30.11.20

Exílio apocalíptico

Ólafur Arnalds, “Ekki Mugsa”, in https://www.youtube.com/watch?v=eZ4B13ngUrY

Deixava os sonhos no formol que reiterava no constante lugar. O constante lugar: seu era o lugar, seu como pórtico de identidade. E, todavia, queria despojá-lo de conteúdo, torná-lo um não-lugar, erradicado dos mapas relevantes. Lembrava-se: é preciso coragem para alguém deixar a terra e lançar âncora num lugar desconhecido, com um idioma ininteligível, sem garantias a não ser um temível abismo de incerteza. Será como perder o chão sob os pés. O que dizer, então, dos exilados?

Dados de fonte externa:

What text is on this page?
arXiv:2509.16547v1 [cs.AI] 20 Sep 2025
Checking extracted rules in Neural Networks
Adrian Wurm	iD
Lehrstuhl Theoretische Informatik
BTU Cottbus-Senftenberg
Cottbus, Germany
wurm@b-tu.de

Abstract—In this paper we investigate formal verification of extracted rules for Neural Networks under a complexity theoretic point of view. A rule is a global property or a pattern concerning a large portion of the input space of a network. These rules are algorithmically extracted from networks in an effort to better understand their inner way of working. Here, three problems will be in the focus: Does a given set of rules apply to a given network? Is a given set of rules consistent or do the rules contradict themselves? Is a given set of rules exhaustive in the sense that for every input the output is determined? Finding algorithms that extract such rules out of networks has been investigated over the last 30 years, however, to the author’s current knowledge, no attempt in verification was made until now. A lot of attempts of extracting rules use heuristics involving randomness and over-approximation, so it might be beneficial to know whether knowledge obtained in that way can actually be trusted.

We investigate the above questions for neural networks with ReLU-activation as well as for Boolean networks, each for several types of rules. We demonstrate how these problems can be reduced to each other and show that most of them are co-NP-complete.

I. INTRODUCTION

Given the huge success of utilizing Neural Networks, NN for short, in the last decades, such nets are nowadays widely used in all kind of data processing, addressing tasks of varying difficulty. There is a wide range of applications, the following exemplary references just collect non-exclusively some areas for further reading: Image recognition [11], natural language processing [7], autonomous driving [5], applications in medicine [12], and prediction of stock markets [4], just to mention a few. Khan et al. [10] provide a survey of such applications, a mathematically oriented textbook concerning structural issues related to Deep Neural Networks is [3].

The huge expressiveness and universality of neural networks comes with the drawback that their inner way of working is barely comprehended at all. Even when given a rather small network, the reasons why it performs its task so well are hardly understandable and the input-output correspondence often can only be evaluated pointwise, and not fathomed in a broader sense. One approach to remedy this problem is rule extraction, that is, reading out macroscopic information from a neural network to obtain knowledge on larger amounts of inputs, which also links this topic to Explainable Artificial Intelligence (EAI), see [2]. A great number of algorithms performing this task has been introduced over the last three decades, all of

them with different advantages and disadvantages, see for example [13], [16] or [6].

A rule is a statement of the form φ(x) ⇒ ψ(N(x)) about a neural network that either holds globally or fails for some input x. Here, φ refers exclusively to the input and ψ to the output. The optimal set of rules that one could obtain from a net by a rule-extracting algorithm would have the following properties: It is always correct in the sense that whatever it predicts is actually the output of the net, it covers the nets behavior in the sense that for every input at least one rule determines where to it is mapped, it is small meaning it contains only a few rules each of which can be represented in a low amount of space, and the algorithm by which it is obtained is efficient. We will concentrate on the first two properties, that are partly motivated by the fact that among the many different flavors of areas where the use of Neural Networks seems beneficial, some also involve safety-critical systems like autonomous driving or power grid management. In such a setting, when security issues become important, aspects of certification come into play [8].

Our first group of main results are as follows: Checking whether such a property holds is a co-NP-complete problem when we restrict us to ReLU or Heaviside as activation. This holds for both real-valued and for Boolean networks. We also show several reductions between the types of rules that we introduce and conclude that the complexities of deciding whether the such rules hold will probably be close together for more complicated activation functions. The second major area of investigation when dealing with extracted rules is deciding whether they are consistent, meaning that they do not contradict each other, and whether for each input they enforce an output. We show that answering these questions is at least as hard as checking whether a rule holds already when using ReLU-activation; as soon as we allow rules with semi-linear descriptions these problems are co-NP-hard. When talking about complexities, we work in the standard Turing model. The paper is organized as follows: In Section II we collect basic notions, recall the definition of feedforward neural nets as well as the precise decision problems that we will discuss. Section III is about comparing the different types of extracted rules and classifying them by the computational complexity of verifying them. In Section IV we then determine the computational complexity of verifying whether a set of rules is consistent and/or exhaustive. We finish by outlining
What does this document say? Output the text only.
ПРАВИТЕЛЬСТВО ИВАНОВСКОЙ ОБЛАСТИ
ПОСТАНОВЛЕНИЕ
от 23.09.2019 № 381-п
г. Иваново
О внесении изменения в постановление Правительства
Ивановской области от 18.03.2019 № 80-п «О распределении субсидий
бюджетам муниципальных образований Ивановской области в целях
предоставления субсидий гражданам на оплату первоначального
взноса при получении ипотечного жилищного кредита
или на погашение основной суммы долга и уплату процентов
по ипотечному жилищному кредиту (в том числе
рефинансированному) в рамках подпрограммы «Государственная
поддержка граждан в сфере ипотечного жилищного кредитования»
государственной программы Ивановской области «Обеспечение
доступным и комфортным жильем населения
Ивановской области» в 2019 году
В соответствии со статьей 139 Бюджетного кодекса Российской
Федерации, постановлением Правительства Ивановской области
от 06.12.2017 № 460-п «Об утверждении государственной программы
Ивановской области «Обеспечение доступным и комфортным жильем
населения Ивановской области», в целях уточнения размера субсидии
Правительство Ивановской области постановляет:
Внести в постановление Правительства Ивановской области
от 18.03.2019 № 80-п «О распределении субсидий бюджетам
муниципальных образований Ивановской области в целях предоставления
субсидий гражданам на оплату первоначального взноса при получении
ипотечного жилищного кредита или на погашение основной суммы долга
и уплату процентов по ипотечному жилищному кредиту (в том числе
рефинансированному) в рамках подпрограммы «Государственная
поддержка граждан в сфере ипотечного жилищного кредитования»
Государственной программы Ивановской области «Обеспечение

Em sonhos por si comandados, prometera um exílio com toda a pompa. Como se fosse acossado e a vida estivesse no frágil fio da prescrição, dissidente dos comandos imperativos do sistema. Talvez fosse o pretexto para emalar a vida para um lugar estranho e, uma vez forasteiro, arrimasse ao exílio disputado. Ou apenas pretexto para varrer as aragens rotineiras que o importunavam. Era um estranho sentimento que se apoderava: sabia onde hastear as raízes, mas nada o identificava com aquele lugar. 

E o que seria este exílio? Os sonhos, por mais que os industriasse, não deslaçavam a incógnita. Era o lado da equação que não conseguia resolver. Podia ser um exílio condoído, amesquinhando a resolução que tomara de deixar a terra mátria. Antes de haver um precipitado juízo, não seria má ideia demorar no diagnóstico. E se o lugar escolhido fosse um equívoco, não haveria lugar a um remédio, à demanda de outro lugar como mapa do exílio?

Nunca o saberia. Nem na ficção elaborada por intermédio dos sonhos que albardava no ócio especulativo. Deu conta de um luxo subavaliado. A oposição ao lugar enraizado é uma dor de crescimento, um punhal subcutâneo. Uma excrescência dos luxos de quem desconhece provações que marginalizam de um módico de direitos e comodidades. São as dores próprias de uma extenuação imprópria, ou apenas a condição insubmissa de quem desarmadilha o povoado da criatividade e não se contenta com a afluência e a paz limítrofe. 

Um exílio destes, não fosse motivado por um súbito acesso de nomadismo, seria um exílio apocalíptico. Um espancamento autoinfligido, selando uma autofagia só reconhecida a destempo. Como são todos os suicídios involuntários.